Crostini with Porcini Mushrooms

Here is my version of a wonderful dish I had recently.

  • 1/4 lb fresh (or equivalent dried, reconstituted) porcini mushrooms (reserve 1/2 cup of soaking liquid if using dried shrooms)
  • 2 cloves garlic, minced
  • 8 oz canned sliced white mushrooms, drained
  • 1/4 cup sherry
  • 1/2 tsp Italian seasonings
  • 1/4 - 1/2 cup of cold milk (skim is OK) mixed with 1 tbsp cornstarch
  • salt/pepper to taste
  • 1 small loaf Italian or French bread, thickly sliced on the diagonal and baked in a 350F oven until crunchy (i.e., "crostini")
  • Saute the garlic in a non-stick pan sprayed with cooking spray (or in olive oil for those of you who aren't watching fat intake). Add the porcini and canned mushrooms and saute for about 3 minutes.
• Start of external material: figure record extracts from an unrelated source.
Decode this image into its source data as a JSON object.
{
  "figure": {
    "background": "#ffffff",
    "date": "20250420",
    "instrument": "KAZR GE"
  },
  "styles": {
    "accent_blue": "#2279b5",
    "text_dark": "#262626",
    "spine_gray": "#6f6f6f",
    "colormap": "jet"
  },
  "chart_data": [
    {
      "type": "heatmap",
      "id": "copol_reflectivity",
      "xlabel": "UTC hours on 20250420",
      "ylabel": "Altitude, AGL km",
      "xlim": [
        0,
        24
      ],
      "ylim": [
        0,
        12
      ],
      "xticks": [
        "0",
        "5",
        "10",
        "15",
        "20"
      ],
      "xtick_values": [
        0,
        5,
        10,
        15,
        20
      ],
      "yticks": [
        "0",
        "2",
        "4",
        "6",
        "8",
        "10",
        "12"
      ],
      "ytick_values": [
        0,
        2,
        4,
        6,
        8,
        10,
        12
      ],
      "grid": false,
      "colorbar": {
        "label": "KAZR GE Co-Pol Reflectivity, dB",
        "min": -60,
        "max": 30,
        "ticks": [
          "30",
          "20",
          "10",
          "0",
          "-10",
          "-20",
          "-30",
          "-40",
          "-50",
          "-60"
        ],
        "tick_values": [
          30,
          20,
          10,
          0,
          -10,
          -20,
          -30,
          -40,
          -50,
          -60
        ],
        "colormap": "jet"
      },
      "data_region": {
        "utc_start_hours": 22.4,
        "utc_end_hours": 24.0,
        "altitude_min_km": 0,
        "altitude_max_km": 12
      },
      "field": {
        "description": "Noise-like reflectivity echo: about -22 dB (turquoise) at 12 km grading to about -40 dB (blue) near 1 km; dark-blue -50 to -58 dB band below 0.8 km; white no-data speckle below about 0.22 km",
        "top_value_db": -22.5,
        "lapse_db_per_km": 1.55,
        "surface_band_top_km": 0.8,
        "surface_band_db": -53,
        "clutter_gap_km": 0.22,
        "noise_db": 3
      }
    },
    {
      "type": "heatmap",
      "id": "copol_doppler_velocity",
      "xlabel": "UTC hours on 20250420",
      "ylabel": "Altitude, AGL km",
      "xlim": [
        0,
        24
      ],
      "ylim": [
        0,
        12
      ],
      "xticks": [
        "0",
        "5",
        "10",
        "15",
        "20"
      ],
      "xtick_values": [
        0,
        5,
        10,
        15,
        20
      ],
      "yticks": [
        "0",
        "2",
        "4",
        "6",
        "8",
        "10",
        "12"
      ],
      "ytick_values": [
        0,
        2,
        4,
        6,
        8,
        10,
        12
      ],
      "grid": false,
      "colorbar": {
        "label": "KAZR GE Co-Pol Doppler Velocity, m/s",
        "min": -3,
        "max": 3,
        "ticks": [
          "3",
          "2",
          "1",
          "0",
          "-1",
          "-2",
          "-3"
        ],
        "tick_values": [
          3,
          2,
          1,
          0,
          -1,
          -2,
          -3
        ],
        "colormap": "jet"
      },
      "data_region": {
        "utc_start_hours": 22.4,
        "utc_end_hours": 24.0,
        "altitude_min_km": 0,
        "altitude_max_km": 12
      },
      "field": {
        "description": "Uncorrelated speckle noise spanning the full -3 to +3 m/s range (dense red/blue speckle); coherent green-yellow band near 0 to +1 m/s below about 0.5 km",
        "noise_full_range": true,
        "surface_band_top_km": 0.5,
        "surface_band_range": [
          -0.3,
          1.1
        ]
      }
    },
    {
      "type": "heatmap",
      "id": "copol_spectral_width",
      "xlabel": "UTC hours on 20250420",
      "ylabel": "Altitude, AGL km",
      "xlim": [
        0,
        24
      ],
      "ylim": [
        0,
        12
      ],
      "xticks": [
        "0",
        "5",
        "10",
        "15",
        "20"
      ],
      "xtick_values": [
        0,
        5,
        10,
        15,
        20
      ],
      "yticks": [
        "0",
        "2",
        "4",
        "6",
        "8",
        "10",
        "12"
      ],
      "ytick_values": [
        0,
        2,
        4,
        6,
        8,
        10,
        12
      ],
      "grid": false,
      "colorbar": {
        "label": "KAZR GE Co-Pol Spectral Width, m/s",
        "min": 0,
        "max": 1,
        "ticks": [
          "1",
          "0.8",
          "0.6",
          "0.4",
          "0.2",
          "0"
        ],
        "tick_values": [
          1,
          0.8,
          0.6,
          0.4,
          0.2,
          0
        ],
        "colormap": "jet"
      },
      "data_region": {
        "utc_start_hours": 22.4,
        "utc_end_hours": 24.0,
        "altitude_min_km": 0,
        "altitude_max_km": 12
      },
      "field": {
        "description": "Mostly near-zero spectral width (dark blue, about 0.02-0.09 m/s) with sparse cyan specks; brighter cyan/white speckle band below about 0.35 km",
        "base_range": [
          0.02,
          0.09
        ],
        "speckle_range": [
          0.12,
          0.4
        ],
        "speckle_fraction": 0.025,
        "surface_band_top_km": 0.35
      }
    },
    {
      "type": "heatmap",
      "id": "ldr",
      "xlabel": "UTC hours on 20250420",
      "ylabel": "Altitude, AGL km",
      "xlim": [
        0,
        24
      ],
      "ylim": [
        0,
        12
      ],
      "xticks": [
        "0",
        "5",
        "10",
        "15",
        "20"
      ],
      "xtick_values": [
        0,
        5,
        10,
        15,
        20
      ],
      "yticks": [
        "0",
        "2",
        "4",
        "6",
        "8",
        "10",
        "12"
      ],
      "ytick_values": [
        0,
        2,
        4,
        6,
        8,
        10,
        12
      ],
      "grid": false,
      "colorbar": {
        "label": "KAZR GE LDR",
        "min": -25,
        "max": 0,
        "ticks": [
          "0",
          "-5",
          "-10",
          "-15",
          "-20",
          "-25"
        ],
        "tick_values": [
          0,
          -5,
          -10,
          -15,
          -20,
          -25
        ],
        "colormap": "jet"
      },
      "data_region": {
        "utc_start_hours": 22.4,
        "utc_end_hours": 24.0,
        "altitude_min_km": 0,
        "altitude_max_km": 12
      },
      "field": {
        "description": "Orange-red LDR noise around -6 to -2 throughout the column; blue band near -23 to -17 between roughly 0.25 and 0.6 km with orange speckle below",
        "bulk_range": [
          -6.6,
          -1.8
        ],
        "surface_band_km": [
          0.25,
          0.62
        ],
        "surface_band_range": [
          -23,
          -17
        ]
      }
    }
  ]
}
    Add the sherry, Italian seasonings and soaking liquid (if used dried mushrooms) and cook until sauce bubbles. Add milk/cornstarch mixture and cook until sauce thickens. Add salt and pepper to taste. Spoon some of the mushroom sauce over the bread and serve while hot.

    This would probably taste good over rice or grains as well. Or over noodles.